Skan told Ite that because she had forgotten her husband and little sons she would be with them no more; that her unborn child would come before its time and it would forever be a little child and abide with Tate; that because she was so vain of her beauty that she dared try to usurp the place of Hanwi, she should go to the world and there live forever without friends; that she should keep her beautiful face forever, but she would have another face so horrid that those who looked upon it would fly from her or go mad; and that she would be known as Anog Ite, the Double-Woman, or the Two-Faced.
Skan told Kanka that because she had obtained the powers of a god by fraud she should go to the world and there live alone forever, until she could use her powers to help little children and young people, and that she would forever be known as Wakanka, the Old Woman, the Witch.
Skan told Wazi that because he had not used his powers to do good, but to cause shame for his kindred and the gods, he should live forever alone in the world until he could use his powers to help his grandsons and that he should forever be known as Wazi, the Old Man, the Wizard.
Then Iktomi laughed loud and long and taunted Wakanka, and said that she would have cheated him to get the powers of a god and then would have laughed at him, but that he had made her and her kindred ashamed.
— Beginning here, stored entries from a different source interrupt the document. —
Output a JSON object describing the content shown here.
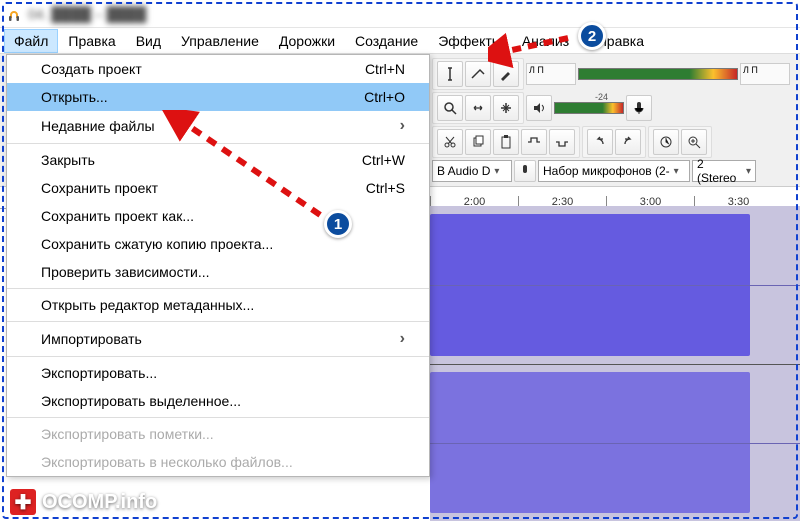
{
  "title": "04. ████ – ████",
  "menubar": [
    "Файл",
    "Правка",
    "Вид",
    "Управление",
    "Дорожки",
    "Создание",
    "Эффекты",
    "Анализ",
    "Справка"
  ],
  "dropdown": {
    "items": [
      {
        "label": "Создать проект",
        "shortcut": "Ctrl+N"
      },
      {
        "label": "Открыть...",
        "shortcut": "Ctrl+O",
        "hover": true
      },
      {
        "label": "Недавние файлы",
        "submenu": true
      },
      {
        "sep": true
      },
      {
        "label": "Закрыть",
        "shortcut": "Ctrl+W"
      },
      {
        "label": "Сохранить проект",
        "shortcut": "Ctrl+S"
      },
      {
        "label": "Сохранить проект как..."
      },
      {
        "label": "Сохранить сжатую копию проекта..."
      },
      {
        "label": "Проверить зависимости..."
      },
      {
        "sep": true
      },
      {
        "label": "Открыть редактор метаданных..."
      },
      {
        "sep": true
      },
      {
        "label": "Импортировать",
        "submenu": true
      },
      {
        "sep": true
      },
      {
        "label": "Экспортировать..."
      },
      {
        "label": "Экспортировать выделенное..."
      },
      {
        "sep": true
      },
      {
        "label": "Экспортировать пометки...",
        "disabled": true
      },
      {
        "label": "Экспортировать в несколько файлов...",
        "disabled": true
      }
    ]
  },
  "toolbar": {
    "meter_lp": "Л\nП",
    "meter_value": "-24",
    "host_combo": "B Audio D",
    "mic_combo": "Набор микрофонов (2-",
    "chan_combo": "2 (Stereo"
  },
  "timeline": [
    "2:00",
    "2:30",
    "3:00",
    "3:30"
  ],
  "annotations": {
    "1": "1",
    "2": "2"
  },
  "watermark": "OCOMP.info"
}
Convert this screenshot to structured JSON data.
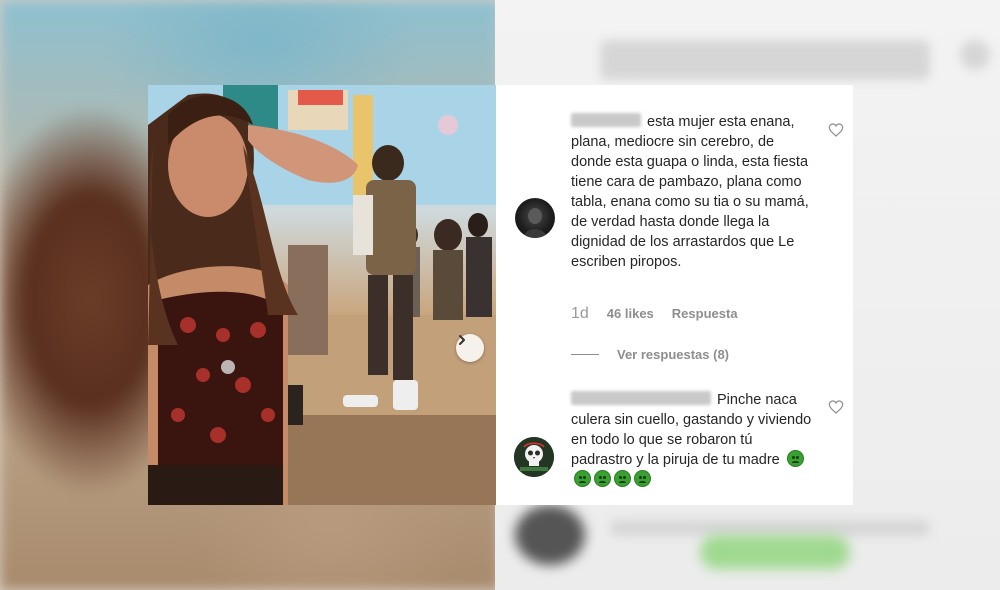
{
  "comments": [
    {
      "username_hidden": true,
      "text": "esta mujer esta enana, plana, mediocre sin cerebro, de donde esta guapa o linda, esta fiesta tiene cara de pambazo, plana como tabla, enana como su tia o su mamá, de verdad hasta donde llega la dignidad de los arrastardos que Le escriben piropos.",
      "age": "1d",
      "likes": "46 likes",
      "reply_label": "Respuesta",
      "view_replies": "Ver respuestas (8)",
      "avatar_icon": "dark-avatar",
      "like_icon": "heart-outline-icon"
    },
    {
      "username_hidden": true,
      "text": "Pinche naca culera sin cuello, gastando y viviendo en todo lo que se robaron tú padrastro y la piruja de tu madre",
      "emoji_count": 5,
      "emoji_icon": "nauseated-face-icon",
      "avatar_icon": "skull-avatar",
      "like_icon": "heart-outline-icon"
    }
  ],
  "colors": {
    "text": "#262626",
    "secondary": "#8e8e8e",
    "emoji_green": "#3aa032"
  }
}
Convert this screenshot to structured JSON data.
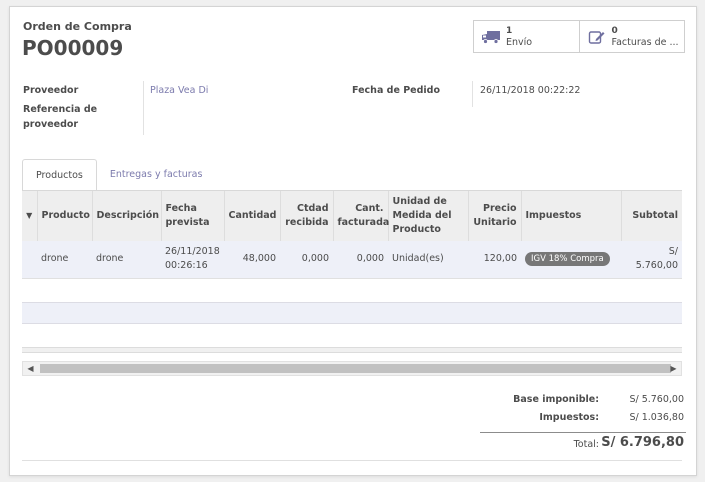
{
  "header": {
    "doc_label": "Orden de Compra",
    "doc_name": "PO00009"
  },
  "smart_buttons": [
    {
      "count": "1",
      "label": "Envío",
      "icon": "truck-icon"
    },
    {
      "count": "0",
      "label": "Facturas de ...",
      "icon": "pencil-square-icon"
    }
  ],
  "fields": {
    "vendor_label": "Proveedor",
    "vendor_value": "Plaza Vea Di",
    "vendor_ref_label_1": "Referencia de",
    "vendor_ref_label_2": "proveedor",
    "order_date_label": "Fecha de Pedido",
    "order_date_value": "26/11/2018 00:22:22"
  },
  "tabs": [
    {
      "label": "Productos",
      "active": true
    },
    {
      "label": "Entregas y facturas",
      "active": false
    }
  ],
  "table": {
    "columns": [
      {
        "lines": [
          "Producto"
        ]
      },
      {
        "lines": [
          "Descripción"
        ]
      },
      {
        "lines": [
          "Fecha",
          "prevista"
        ]
      },
      {
        "lines": [
          "Cantidad"
        ]
      },
      {
        "lines": [
          "Ctdad",
          "recibida"
        ]
      },
      {
        "lines": [
          "Cant.",
          "facturada"
        ]
      },
      {
        "lines": [
          "Unidad de",
          "Medida del",
          "Producto"
        ]
      },
      {
        "lines": [
          "Precio",
          "Unitario"
        ]
      },
      {
        "lines": [
          "Impuestos"
        ]
      },
      {
        "lines": [
          "Subtotal"
        ]
      }
    ],
    "rows": [
      {
        "product": "drone",
        "description": "drone",
        "date_1": "26/11/2018",
        "date_2": "00:26:16",
        "qty": "48,000",
        "received": "0,000",
        "invoiced": "0,000",
        "uom": "Unidad(es)",
        "price": "120,00",
        "tax": "IGV 18% Compra",
        "subtotal": "S/ 5.760,00"
      }
    ]
  },
  "totals": {
    "base_label": "Base imponible:",
    "base_value": "S/ 5.760,00",
    "tax_label": "Impuestos:",
    "tax_value": "S/ 1.036,80",
    "total_label": "Total:",
    "total_value": "S/ 6.796,80"
  },
  "colors": {
    "link": "#7c7bad",
    "badge": "#777777",
    "row_highlight": "#eef0f8"
  }
}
Skan then asked Iktomi why he had schemed to make Wakanka and her kindred ashamed and to cause shame for Hanwi. Iktomi said that he was a god and the son of a god, that his father, the rock, was. the oldest of the gods, that he had named all things that are named and made all languages that are spoken, that he had done much good and should be treated as a god; but because his other parent, the flying god, had no shape his form was queer and all laughed at him; that when he did good all laughed at him as if he were making sport, that because everyone laughed at him he would laugh at everyone; that he had made the chief of the gods and the most beautiful of the gods ashamed; that he had made the chief of the people and the most beautiful of women ashamed; and that he would make all the gods and all the people ashamed.
Then Skan told him that because he laughed when others were shamed or suffered and because he threatened the gods, he must go to the world and remain there forever without friends; that all of mankind would hate him, and all the gods despise him, and that the sound of the rattles would be torture to him.
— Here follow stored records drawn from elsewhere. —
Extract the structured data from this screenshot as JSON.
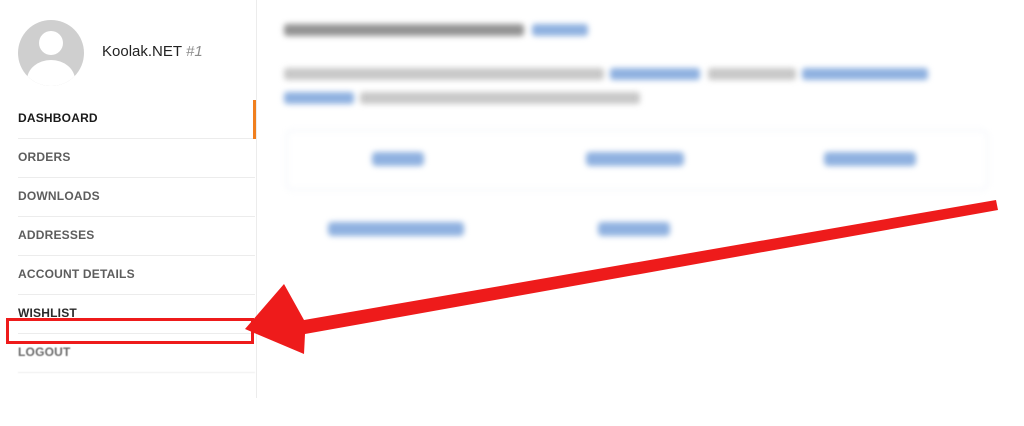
{
  "user": {
    "name": "Koolak.NET",
    "id_label": "#1"
  },
  "nav": {
    "dashboard": "DASHBOARD",
    "orders": "ORDERS",
    "downloads": "DOWNLOADS",
    "addresses": "ADDRESSES",
    "account_details": "ACCOUNT DETAILS",
    "wishlist": "WISHLIST",
    "logout": "LOGOUT"
  },
  "colors": {
    "active_indicator": "#f07f1e",
    "annotation_red": "#ee1b1b",
    "blurred_link": "#8fb1e0"
  },
  "icons": {
    "avatar": "user-silhouette-icon"
  }
}
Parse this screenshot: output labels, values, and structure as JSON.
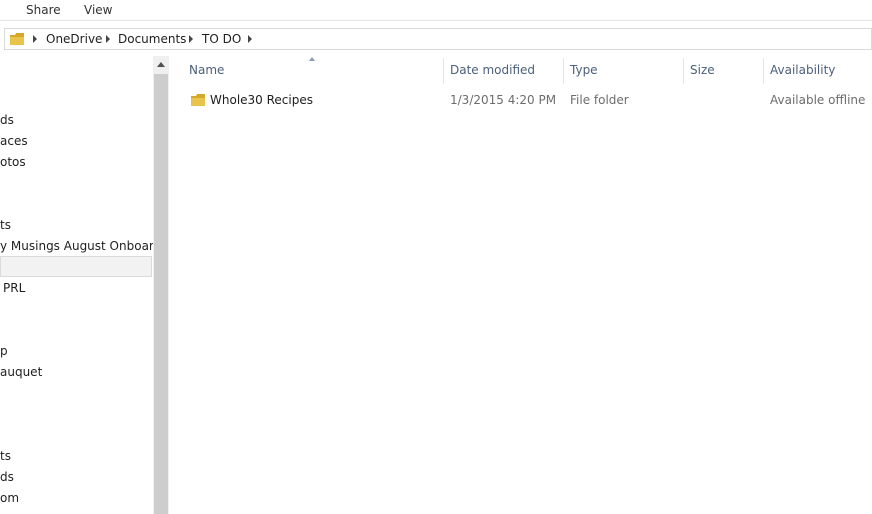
{
  "ribbon": {
    "tabs": [
      "Share",
      "View"
    ]
  },
  "address": {
    "crumbs": [
      "OneDrive",
      "Documents",
      "TO DO"
    ]
  },
  "nav": {
    "items": [
      "ds",
      "aces",
      "otos",
      "ts",
      "y Musings August Onboardin",
      "PRL",
      "p",
      "auquet",
      "ts",
      "ds",
      "om"
    ]
  },
  "columns": {
    "name": "Name",
    "date": "Date modified",
    "type": "Type",
    "size": "Size",
    "availability": "Availability"
  },
  "files": [
    {
      "name": "Whole30 Recipes",
      "date": "1/3/2015 4:20 PM",
      "type": "File folder",
      "size": "",
      "availability": "Available offline"
    }
  ],
  "colors": {
    "folder": "#e8c44c",
    "folder_dark": "#d4a92a",
    "header_text": "#4c607a",
    "secondary_text": "#6d6d6d"
  }
}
Then Iktomi laughed loud and long. Skan asked him why he laughed. He replied that Skan had forgotten the birds and the beasts; that he would dwell with them and talk with each in its own language, and that he would have pleasure and would make fools of mankind.
Then Tate blackened his face and with his four sons sat before Skan. Skan called him his comrade and asked him what he wished. Tate told Skan to look upon his f ace and the faces of his little children that were blackened because their mother was taken from them forever. He said Ite was but a woman and that others stronger than she had caused her to forget the woman's place, that though his sons were gods, they were little children and wept for their mother's care. He begged Skan to let him bear the punishment of Ite and let her remain with her children.
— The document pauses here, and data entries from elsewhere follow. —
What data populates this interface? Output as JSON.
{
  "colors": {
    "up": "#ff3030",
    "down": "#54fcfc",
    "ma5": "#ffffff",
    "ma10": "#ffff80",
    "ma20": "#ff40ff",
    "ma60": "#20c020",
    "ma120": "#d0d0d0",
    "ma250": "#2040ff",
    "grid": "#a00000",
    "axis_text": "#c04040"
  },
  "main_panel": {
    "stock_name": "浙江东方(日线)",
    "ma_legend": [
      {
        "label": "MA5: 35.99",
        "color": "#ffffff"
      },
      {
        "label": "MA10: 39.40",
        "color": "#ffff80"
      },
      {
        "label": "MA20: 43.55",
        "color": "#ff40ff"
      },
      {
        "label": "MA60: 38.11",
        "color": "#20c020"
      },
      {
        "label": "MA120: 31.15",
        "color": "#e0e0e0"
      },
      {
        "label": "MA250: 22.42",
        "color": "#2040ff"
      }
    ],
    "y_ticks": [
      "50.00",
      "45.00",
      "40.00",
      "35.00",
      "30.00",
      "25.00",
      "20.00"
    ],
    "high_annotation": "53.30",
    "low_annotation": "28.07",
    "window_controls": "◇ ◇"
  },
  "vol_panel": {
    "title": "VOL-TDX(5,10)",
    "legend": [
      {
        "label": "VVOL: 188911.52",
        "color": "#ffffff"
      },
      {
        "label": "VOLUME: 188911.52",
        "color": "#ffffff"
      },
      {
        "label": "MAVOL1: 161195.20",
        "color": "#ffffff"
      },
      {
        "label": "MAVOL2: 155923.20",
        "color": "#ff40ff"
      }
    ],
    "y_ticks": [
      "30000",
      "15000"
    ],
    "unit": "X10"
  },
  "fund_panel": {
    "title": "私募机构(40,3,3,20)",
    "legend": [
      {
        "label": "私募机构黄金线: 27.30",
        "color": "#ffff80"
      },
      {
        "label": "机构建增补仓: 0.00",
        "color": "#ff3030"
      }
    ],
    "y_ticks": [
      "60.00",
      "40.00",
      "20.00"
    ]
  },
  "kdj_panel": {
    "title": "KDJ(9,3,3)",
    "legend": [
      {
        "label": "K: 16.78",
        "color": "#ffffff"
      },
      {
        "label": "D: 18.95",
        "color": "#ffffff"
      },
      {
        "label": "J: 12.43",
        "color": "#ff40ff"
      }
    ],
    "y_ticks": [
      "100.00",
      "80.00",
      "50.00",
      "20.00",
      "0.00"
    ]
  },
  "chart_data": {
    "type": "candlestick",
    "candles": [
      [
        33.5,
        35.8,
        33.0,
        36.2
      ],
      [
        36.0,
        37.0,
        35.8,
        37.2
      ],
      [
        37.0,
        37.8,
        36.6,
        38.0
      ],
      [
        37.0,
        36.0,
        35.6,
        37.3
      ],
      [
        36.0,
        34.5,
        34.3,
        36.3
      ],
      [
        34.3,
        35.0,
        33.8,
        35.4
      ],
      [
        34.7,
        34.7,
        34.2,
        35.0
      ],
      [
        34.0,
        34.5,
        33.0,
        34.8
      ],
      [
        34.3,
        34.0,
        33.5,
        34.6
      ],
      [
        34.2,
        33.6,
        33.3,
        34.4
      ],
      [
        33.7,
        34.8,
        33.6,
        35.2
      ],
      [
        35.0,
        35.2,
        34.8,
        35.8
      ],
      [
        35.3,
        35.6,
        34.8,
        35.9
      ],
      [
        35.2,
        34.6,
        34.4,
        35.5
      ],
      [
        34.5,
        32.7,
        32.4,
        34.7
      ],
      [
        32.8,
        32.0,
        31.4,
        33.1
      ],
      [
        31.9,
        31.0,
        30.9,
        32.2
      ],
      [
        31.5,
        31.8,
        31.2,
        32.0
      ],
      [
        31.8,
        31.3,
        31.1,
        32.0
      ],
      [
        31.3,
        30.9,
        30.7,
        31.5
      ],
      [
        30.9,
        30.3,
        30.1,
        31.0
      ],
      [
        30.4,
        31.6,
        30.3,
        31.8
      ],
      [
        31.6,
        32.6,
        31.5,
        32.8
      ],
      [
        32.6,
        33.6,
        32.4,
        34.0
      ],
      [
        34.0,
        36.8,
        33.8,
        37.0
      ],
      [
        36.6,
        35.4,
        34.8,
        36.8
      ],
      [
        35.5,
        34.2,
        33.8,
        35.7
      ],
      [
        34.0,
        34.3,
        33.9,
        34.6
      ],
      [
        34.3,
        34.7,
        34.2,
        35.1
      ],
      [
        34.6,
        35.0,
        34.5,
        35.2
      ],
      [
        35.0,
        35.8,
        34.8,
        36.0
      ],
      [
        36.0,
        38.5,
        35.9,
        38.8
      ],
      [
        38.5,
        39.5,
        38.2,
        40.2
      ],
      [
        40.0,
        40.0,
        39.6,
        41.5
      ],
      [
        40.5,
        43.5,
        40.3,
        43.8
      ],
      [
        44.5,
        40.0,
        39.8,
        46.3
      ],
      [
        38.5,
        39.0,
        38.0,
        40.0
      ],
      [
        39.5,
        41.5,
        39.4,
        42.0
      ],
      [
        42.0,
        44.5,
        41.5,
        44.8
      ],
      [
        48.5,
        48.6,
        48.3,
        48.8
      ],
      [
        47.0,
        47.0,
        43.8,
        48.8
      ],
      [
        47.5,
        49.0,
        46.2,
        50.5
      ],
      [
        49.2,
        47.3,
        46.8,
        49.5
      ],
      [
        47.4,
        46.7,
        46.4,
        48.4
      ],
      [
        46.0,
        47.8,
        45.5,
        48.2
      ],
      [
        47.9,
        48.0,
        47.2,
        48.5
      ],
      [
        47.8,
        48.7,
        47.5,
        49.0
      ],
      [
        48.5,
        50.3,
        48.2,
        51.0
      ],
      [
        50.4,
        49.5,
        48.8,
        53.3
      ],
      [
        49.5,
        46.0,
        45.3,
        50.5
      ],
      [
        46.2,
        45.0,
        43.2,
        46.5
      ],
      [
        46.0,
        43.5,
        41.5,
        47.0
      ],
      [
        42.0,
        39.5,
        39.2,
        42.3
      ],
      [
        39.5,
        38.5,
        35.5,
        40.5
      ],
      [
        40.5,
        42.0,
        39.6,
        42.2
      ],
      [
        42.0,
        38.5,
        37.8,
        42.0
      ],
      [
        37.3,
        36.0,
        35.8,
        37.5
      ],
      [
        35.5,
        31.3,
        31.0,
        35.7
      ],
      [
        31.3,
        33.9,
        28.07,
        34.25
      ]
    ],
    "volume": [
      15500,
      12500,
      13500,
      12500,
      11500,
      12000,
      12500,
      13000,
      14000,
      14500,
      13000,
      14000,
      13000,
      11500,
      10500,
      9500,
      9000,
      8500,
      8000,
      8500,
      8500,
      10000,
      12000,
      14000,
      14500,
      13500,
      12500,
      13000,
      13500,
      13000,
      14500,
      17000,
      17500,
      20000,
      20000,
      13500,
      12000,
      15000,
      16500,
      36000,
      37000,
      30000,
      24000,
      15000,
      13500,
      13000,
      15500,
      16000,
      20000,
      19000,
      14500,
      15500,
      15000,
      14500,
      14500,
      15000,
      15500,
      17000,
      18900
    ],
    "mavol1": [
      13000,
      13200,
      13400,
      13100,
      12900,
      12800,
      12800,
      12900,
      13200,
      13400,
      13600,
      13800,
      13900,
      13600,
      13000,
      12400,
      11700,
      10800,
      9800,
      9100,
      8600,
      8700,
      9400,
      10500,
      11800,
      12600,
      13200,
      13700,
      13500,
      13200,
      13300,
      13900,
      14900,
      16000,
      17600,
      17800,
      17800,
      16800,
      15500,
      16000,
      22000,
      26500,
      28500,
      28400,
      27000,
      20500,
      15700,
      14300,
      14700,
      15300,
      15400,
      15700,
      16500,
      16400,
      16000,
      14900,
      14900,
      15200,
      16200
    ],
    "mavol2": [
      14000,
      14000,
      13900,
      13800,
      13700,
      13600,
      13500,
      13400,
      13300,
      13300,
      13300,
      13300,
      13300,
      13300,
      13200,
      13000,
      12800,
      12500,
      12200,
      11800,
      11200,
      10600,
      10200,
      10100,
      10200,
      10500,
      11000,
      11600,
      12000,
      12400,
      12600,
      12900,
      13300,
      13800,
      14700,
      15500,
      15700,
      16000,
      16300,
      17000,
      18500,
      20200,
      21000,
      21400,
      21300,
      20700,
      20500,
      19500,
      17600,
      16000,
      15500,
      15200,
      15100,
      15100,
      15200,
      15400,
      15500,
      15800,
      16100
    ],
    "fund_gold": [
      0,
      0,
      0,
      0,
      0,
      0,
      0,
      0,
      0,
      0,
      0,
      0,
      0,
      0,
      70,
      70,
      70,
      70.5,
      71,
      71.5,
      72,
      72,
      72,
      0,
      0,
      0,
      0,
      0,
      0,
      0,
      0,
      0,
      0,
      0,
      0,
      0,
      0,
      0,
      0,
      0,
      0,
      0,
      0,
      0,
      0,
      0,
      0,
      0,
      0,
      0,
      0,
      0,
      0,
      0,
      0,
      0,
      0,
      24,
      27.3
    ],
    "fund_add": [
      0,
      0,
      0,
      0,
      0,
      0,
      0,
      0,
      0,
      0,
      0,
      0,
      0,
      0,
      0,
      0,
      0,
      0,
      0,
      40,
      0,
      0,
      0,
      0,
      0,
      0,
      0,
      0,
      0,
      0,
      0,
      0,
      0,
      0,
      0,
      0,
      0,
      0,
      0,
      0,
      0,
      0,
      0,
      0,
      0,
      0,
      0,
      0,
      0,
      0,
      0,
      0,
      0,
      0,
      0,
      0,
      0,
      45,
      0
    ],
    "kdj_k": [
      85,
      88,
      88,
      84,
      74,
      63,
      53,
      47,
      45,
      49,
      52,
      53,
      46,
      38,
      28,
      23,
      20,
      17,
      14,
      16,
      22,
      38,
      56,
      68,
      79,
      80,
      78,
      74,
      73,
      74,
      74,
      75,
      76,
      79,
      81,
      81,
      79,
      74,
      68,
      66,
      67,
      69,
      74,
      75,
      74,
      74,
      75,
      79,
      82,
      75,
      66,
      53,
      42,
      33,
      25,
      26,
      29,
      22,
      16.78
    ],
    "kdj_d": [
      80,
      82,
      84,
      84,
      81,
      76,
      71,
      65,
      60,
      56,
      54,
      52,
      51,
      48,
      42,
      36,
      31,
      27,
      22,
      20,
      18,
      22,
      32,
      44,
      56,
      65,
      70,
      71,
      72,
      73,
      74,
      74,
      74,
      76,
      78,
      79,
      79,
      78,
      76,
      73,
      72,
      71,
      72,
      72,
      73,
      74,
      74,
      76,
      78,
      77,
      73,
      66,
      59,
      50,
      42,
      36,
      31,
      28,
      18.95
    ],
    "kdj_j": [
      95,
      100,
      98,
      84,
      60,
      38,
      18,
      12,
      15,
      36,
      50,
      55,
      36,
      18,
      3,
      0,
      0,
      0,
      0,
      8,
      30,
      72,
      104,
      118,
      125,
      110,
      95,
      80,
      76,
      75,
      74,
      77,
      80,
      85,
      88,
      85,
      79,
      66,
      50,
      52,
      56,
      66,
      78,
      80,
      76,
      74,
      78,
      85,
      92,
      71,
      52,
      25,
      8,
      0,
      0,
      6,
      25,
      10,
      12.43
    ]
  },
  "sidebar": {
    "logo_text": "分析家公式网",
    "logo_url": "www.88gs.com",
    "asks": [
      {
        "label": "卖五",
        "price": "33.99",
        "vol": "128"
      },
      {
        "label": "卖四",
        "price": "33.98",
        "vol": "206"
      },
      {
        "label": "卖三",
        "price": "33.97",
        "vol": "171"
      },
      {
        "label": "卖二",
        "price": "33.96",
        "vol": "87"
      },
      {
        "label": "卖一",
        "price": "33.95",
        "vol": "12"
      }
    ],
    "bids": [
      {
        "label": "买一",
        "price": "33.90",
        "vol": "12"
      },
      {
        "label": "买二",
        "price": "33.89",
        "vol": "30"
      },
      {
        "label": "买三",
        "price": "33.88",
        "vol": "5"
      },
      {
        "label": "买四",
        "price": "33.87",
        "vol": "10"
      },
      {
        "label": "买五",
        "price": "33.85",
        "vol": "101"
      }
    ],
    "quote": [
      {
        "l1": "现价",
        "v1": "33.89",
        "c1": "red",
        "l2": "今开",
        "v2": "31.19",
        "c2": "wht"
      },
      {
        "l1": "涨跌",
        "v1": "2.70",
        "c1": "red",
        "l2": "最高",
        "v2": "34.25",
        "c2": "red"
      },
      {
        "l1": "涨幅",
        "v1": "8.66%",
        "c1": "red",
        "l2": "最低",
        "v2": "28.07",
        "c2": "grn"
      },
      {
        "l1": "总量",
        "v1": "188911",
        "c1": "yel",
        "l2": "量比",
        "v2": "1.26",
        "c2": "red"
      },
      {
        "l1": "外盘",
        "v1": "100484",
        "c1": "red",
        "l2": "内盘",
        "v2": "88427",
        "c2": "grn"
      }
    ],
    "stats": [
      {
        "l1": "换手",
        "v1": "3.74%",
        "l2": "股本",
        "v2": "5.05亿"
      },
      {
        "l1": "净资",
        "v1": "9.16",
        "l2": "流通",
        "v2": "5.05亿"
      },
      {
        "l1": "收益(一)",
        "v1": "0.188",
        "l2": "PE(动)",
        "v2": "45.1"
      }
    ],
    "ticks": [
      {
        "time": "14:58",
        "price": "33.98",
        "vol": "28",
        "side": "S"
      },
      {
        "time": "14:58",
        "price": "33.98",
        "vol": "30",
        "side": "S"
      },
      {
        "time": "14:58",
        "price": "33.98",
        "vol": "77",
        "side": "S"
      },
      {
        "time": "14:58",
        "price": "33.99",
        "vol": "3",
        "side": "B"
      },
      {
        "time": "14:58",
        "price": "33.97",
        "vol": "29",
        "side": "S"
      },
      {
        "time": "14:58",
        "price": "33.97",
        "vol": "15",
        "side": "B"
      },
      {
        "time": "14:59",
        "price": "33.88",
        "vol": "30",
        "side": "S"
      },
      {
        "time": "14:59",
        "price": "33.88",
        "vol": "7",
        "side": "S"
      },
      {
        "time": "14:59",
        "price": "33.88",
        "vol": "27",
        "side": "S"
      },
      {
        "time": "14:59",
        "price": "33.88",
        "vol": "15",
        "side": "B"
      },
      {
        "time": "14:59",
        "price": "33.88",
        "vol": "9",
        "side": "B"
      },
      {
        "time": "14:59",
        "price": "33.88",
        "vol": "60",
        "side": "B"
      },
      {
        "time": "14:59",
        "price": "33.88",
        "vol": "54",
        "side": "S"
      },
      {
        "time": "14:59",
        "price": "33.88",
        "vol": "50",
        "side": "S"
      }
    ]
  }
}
Skan told Tate that because of his love for Anog Ite he could dwell near her until the fourth period of time and then he could do with the woman as he wished, that he could send a token to Tate and then Tate would send four sons to establish the directions on the world and they would make the fourth period of time.
Hanwi blackened her face and mourned with Tate and the people laughed at her no more.